Wyświetl Pojedyńczy Post
Stary 28-04-2013, 17:57   #27
Bloodsoul
 
Bloodsoul's Avatar
 
Reputacja: 1 Bloodsoul jest na bardzo dobrej drodzeBloodsoul jest na bardzo dobrej drodzeBloodsoul jest na bardzo dobrej drodzeBloodsoul jest na bardzo dobrej drodzeBloodsoul jest na bardzo dobrej drodzeBloodsoul jest na bardzo dobrej drodzeBloodsoul jest na bardzo dobrej drodzeBloodsoul jest na bardzo dobrej drodzeBloodsoul jest na bardzo dobrej drodzeBloodsoul jest na bardzo dobrej drodzeBloodsoul jest na bardzo dobrej drodze
- Patrzcie w niebo! Patrzcie w niebo! - krzyczał śmiejąc się i płacząc jednocześnie młody chłopiec. Ikołaib spoglądał kątem oka na to co dzieje się na zewnątrz, lecz starał się nie ukazywać jakichkolwiek emocji. W środku jego wielkiego ciała coś drgnęło. Skrucha i niemoc. Niemoc jaką okazać mógł dla tragedii innego człowieka. Miał swoje lata i takie sceny nie powinny wywierać na nim jakiegokolwiek wrażenia. A mimo to wywarły. Modlił się w myślach za jego duszę. By odnalazł się w odmętach tamtego świata. By ostatnie chwile życia chłopca uznane były za swego rodzaju męczeństwo, pomijając, iż życie jego w cale prawe być nie musiało. Mimo wszystko, nikt nie zasługiwał na tak psią śmierć. A drabami gardził. Typowe wojaki. Za grosz miłosierdzia.

Potem był strzał i śmierć córuchny karczmarza. Punkt kulminacyjny. Atmosfera nabrała wysokiej temperatury. Już sytuacja na zewnątrz zwiastowała coś niemiłego. Najwidoczniej tak miało być. Mimo stwarzanych pozorów cichego i twardego gościa bał się i nie chciał mieszać się w nie swoje sprawy.

Czekał na reakcję Felixa, ale ten chyba nie przejął się nazbyt sytuacją na zewnątrz przybytku. Dopiero po morderstwie córy coś w nim drygnęło. Ale chodziło chyba bardziej o tę młodą rudą dziewkę, którą w oczach Ikołaiba zauroczył się Felix. To normalne, brzydka nie jest - pomysłał Kislevczyk. Tylko żeby nie zrobił żadnego głupstwa, przyzwyczaiłem się już do twojego towarzystwa.. - dopowiedział sobie w myślach. Ale tutaj akurat Felix miał rację. Wybuchowość tej dziewczyny nie była bezpieczna.

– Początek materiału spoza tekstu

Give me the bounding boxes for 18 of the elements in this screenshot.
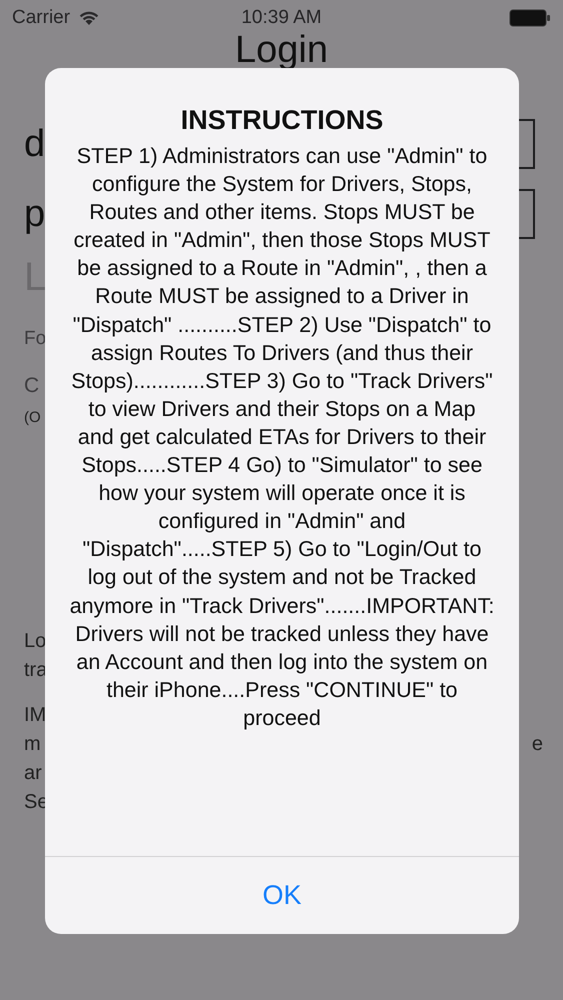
- screen-text: C: [24, 374, 40, 398]
- screen-text: Fo: [24, 328, 46, 350]
- screen-text: m: [24, 733, 41, 756]
- ok-button[interactable]: OK: [45, 856, 519, 934]
- alert-message: STEP 1) Administrators can use "Admin" to configure the System for Drivers, Stops, Routes and other items. Stops MUST be created in "Admin", then those Stops MUST be assigned to a Route in "Admin", , then a Route MUST be assigned to a Driver in "Dispatch" ..........STEP 2) Use "Dispatch" to assign Routes To Drivers (and thus their Stops)............STEP 3) Go to "Track Drivers" to view Drivers and their Stops on a Map and get calculated ETAs for Drivers to their Stops.....STEP 4 Go) to "Simulator" to see how your system will operate once it is configured in "Admin" and "Dispatch".....STEP 5) Go to "Login/Out to log out of the system and not be Tracked anymore in "Track Drivers".......IMPORTANT: Drivers will not be tracked unless they have an Account and then log into the system on their iPhone....Press "CONTINUE" to proceed: [69, 143, 495, 732]
- carrier-name: Carrier: [12, 7, 70, 29]
- screen-text: (O: [24, 408, 41, 426]
- status-time: 10:39 AM: [241, 7, 322, 29]
- wifi-icon: [78, 10, 100, 26]
- screen-text: ar: [24, 762, 42, 785]
- alert-title: INSTRUCTIONS: [180, 104, 384, 136]
- field-label: d: [24, 122, 46, 166]
- screen-text: IM: [24, 704, 46, 727]
- screen-title: Login: [234, 34, 329, 66]
- field-label: p: [24, 192, 46, 236]
- battery-icon: [509, 9, 551, 27]
- screen-text: Lo: [24, 630, 46, 653]
- screen-text: e: [532, 733, 543, 756]
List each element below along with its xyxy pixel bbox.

Felix swoją postacią robił wiele zamieszania. Ikołaib nie chciał mieszać się w ludzkie sprawy, a tym bardziej w sprawy elfów. Zdziwił się gdy Felix zaczął rozmowę z długouchym. Nie skomentował tego, choć zgadzał się z nim w sprawie nieludzi panoszących się po imperium, roszczących sobie jakiekolwiek prawa. Większość z nich niestety była bardzo zadufana w sobie. Elfy od zarania dziejów próbowały wywyższać swoją rasę nader inne. Nawet teraz był pewien, iż któryś z trzech spiczastych ironicznie komentuje pod nosem działania ludzkich miernot. Może nie na miejscu było oceniać jednostkę po ogóle, ale doświadczenie i historia skazywała elfów na nieufność ze strony ludzkiej.

Gawriłow wodził wzrokiem, to Kakadę, to elfa, to Felixa. Nie wypowiedział ani słowa przez te ostatnie kilka chwil. Jego obojętność wydawać by się mogła wprost nieludzka, ale tylko pozornie, w myślach czarnoskórego panował wciąż niemały chaos. O ironio, mało kto zwracał teraz uwagę na tak dużego jegomościa.

Mowa jest srebrem, a milczenie złotem - przekonał się o tym nieraz i od dawna powtarzał sobie ów dewizę.